Optical Spectroscopy of Argon Cluster Ions

Autor: Thomas Kolar, Hans Kornmeier, Christoph Ludewigt, Thomas Reiners, Bernd von Issendorff, Andreas Risch, Hellmut Haberland, W. Orlik
Rok vydání: 1992
Předmět:
Zdroj: Physics and Chemistry of Finite Systems: From Clusters to Crystals ISBN: 9789401726474
DOI: 10.1007/978-94-017-2645-0_126
Popis: Neutral rare gas clusters have one of the simplest kind of chemical binding. Every atom is bound to its neighbours by the same kind of weak undirectional van der Waals force. The first electronic excitation is far in the vacuum UV region [1]. An electron is removed from a strongly antibonding orbital if the duster is ionised. Consequently the bonding becomes much stronger around the charge, and differs in character, direction and strength. The optical absorption shifts to the visible. The absorption is due to the charge localisation on a molecular chromophore. It was originally deduced from energetic considerations and condensed state data [2], that the positive charge in a rare gas cluster ion localizes after about a picosecond on a dimer ion, e.g.

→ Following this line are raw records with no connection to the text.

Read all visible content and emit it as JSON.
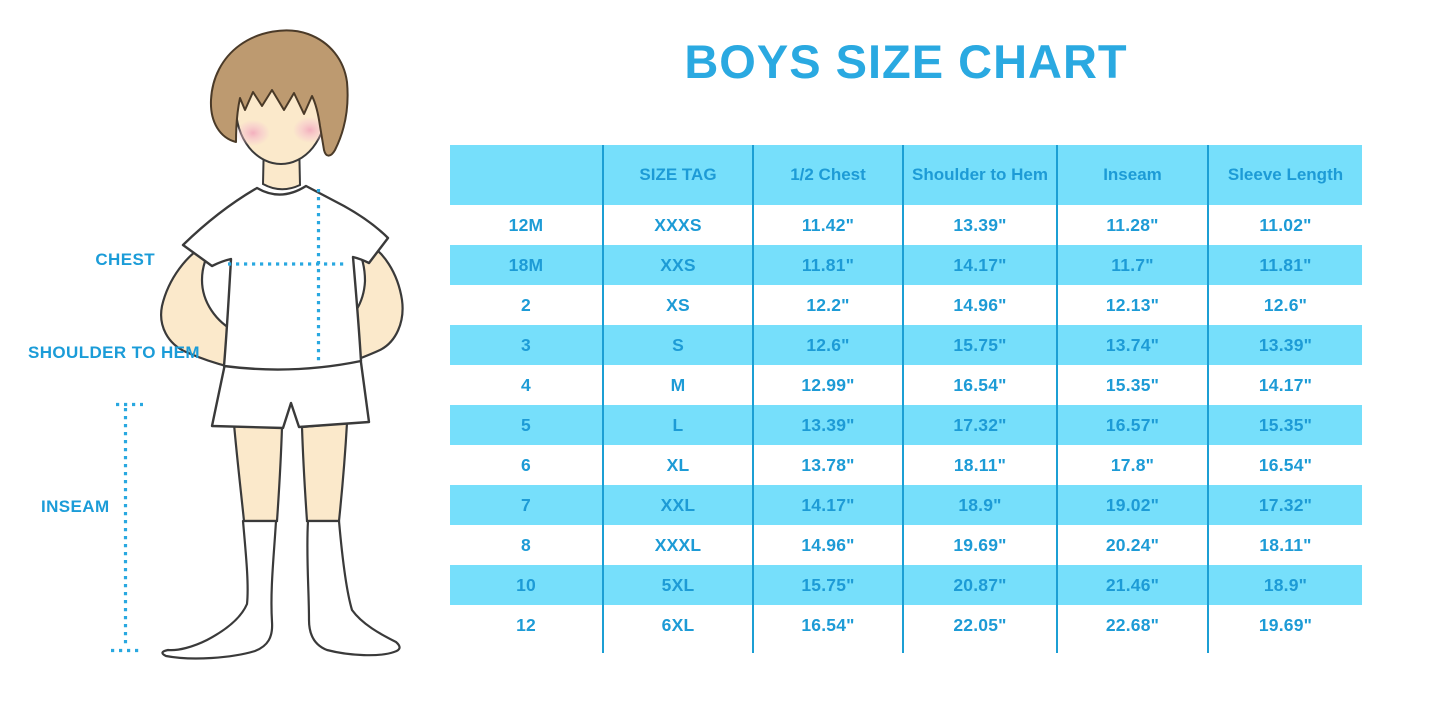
{
  "title": "BOYS SIZE CHART",
  "colors": {
    "accent_blue": "#29ABE2",
    "table_text": "#1D9BD6",
    "cell_fill": "#76DFFB",
    "divider": "#1C9FD4",
    "skin": "#FBE9CB",
    "hair": "#BD9A70",
    "blush": "#F2A9BC"
  },
  "figure": {
    "labels": {
      "chest": "CHEST",
      "shoulder_to_hem": "SHOULDER TO HEM",
      "inseam": "INSEAM"
    }
  },
  "chart_data": {
    "type": "table",
    "title": "BOYS SIZE CHART",
    "columns": [
      "",
      "SIZE TAG",
      "1/2 Chest",
      "Shoulder to Hem",
      "Inseam",
      "Sleeve Length"
    ],
    "rows": [
      [
        "12M",
        "XXXS",
        "11.42\"",
        "13.39\"",
        "11.28\"",
        "11.02\""
      ],
      [
        "18M",
        "XXS",
        "11.81\"",
        "14.17\"",
        "11.7\"",
        "11.81\""
      ],
      [
        "2",
        "XS",
        "12.2\"",
        "14.96\"",
        "12.13\"",
        "12.6\""
      ],
      [
        "3",
        "S",
        "12.6\"",
        "15.75\"",
        "13.74\"",
        "13.39\""
      ],
      [
        "4",
        "M",
        "12.99\"",
        "16.54\"",
        "15.35\"",
        "14.17\""
      ],
      [
        "5",
        "L",
        "13.39\"",
        "17.32\"",
        "16.57\"",
        "15.35\""
      ],
      [
        "6",
        "XL",
        "13.78\"",
        "18.11\"",
        "17.8\"",
        "16.54\""
      ],
      [
        "7",
        "XXL",
        "14.17\"",
        "18.9\"",
        "19.02\"",
        "17.32\""
      ],
      [
        "8",
        "XXXL",
        "14.96\"",
        "19.69\"",
        "20.24\"",
        "18.11\""
      ],
      [
        "10",
        "5XL",
        "15.75\"",
        "20.87\"",
        "21.46\"",
        "18.9\""
      ],
      [
        "12",
        "6XL",
        "16.54\"",
        "22.05\"",
        "22.68\"",
        "19.69\""
      ]
    ],
    "layout": {
      "striped_rows": true,
      "stripe_color": "#76DFFB",
      "grid": "vertical-dividers-only"
    }
  }
}
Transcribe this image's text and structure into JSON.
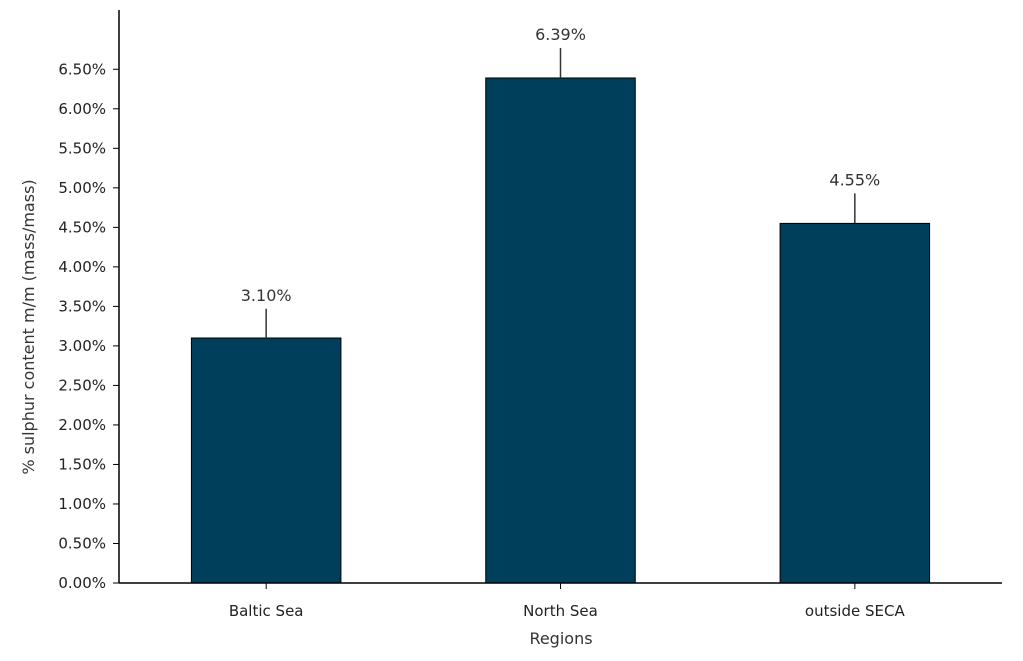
{
  "chart_data": {
    "type": "bar",
    "title": "",
    "xlabel": "Regions",
    "ylabel": "% sulphur content m/m (mass/mass)",
    "categories": [
      "Baltic Sea",
      "North Sea",
      "outside SECA"
    ],
    "values": [
      3.1,
      6.39,
      4.55
    ],
    "data_labels": [
      "3.10%",
      "6.39%",
      "4.55%"
    ],
    "error_upper": [
      3.47,
      6.77,
      4.93
    ],
    "ylim": [
      0,
      7.25
    ],
    "y_ticks": [
      0,
      0.5,
      1,
      1.5,
      2,
      2.5,
      3,
      3.5,
      4,
      4.5,
      5,
      5.5,
      6,
      6.5
    ],
    "y_tick_labels": [
      "0.00%",
      "0.50%",
      "1.00%",
      "1.50%",
      "2.00%",
      "2.50%",
      "3.00%",
      "3.50%",
      "4.00%",
      "4.50%",
      "5.00%",
      "5.50%",
      "6.00%",
      "6.50%"
    ],
    "bar_color": "#003f5c",
    "grid": false,
    "legend": "none"
  }
}
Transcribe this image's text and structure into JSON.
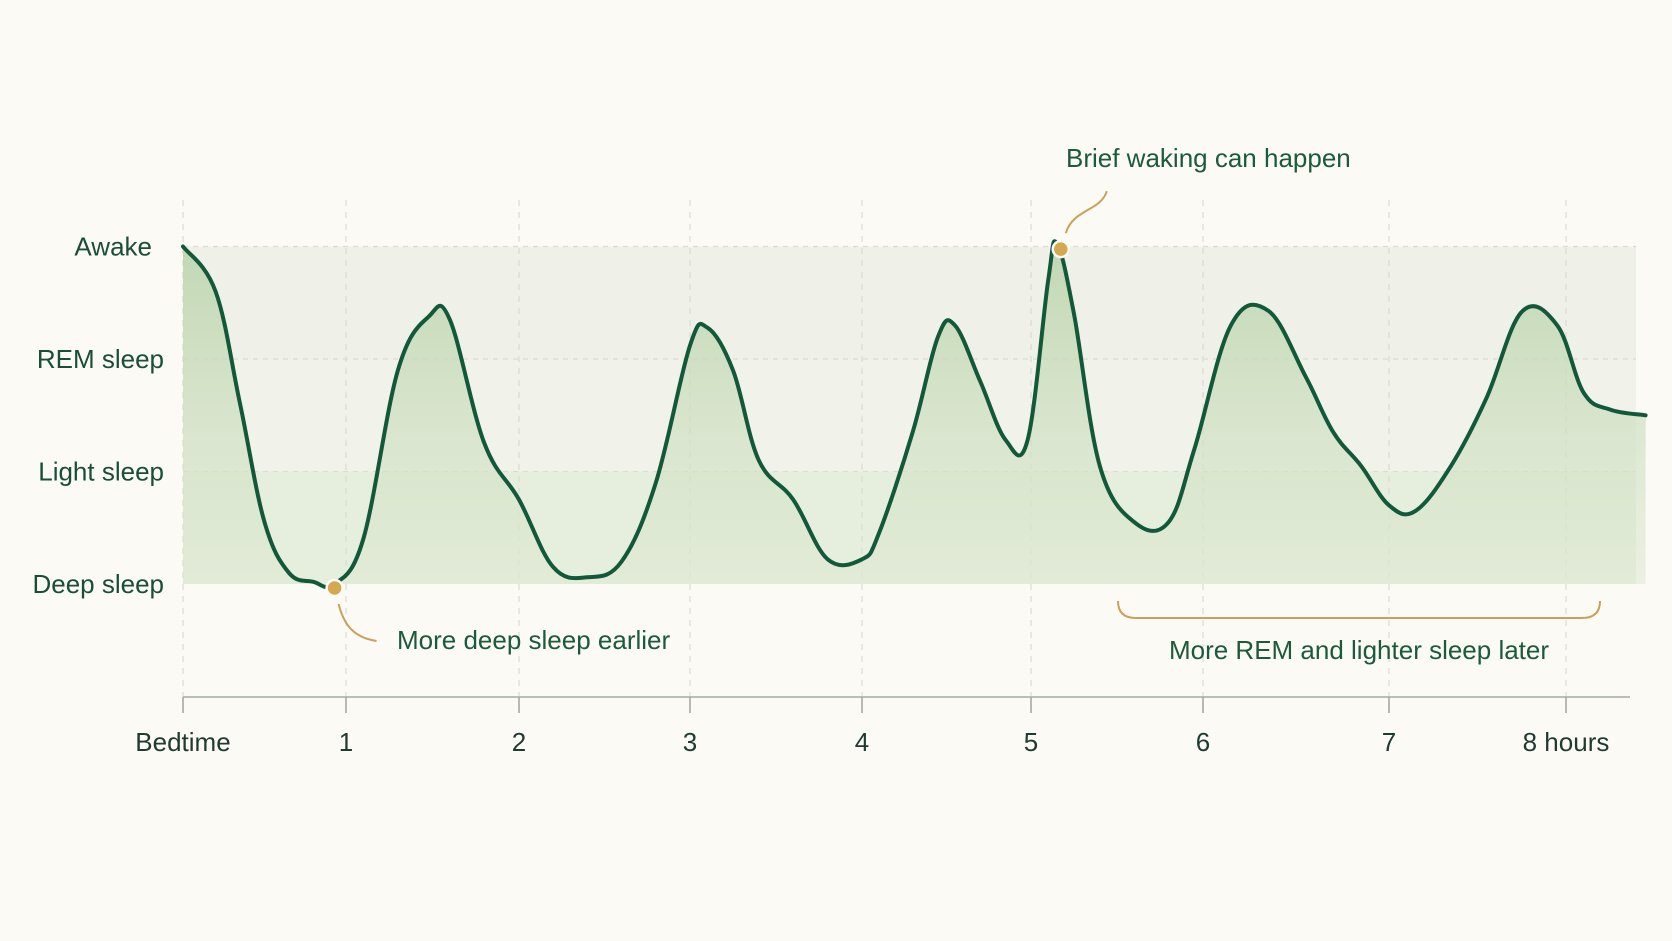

Ar 2 + . An argon cluster ion Ar n + would thus have a Ar 2 + Ar n−2. structure. Later experimental [3, 4, 5, 6, 7] and theoretical [8, 9, 10] results pointed to charge localization on a larger unit: Ar n + with n = 3 or 4. This view is not universally shared: Stace and coworkers [11] deduce from their data that the charge does localize on a dimer ion. However Deluca and Johnson [12] and Bowers et al.[13] favour an Ar 2 + − Ar double minimum potential, a notion which is contested by Gadea and Malrieu [14]. Carnovale et al. [15] deduce from their photoelectron spectra n = 3, 7, or 13, depending on cluster size.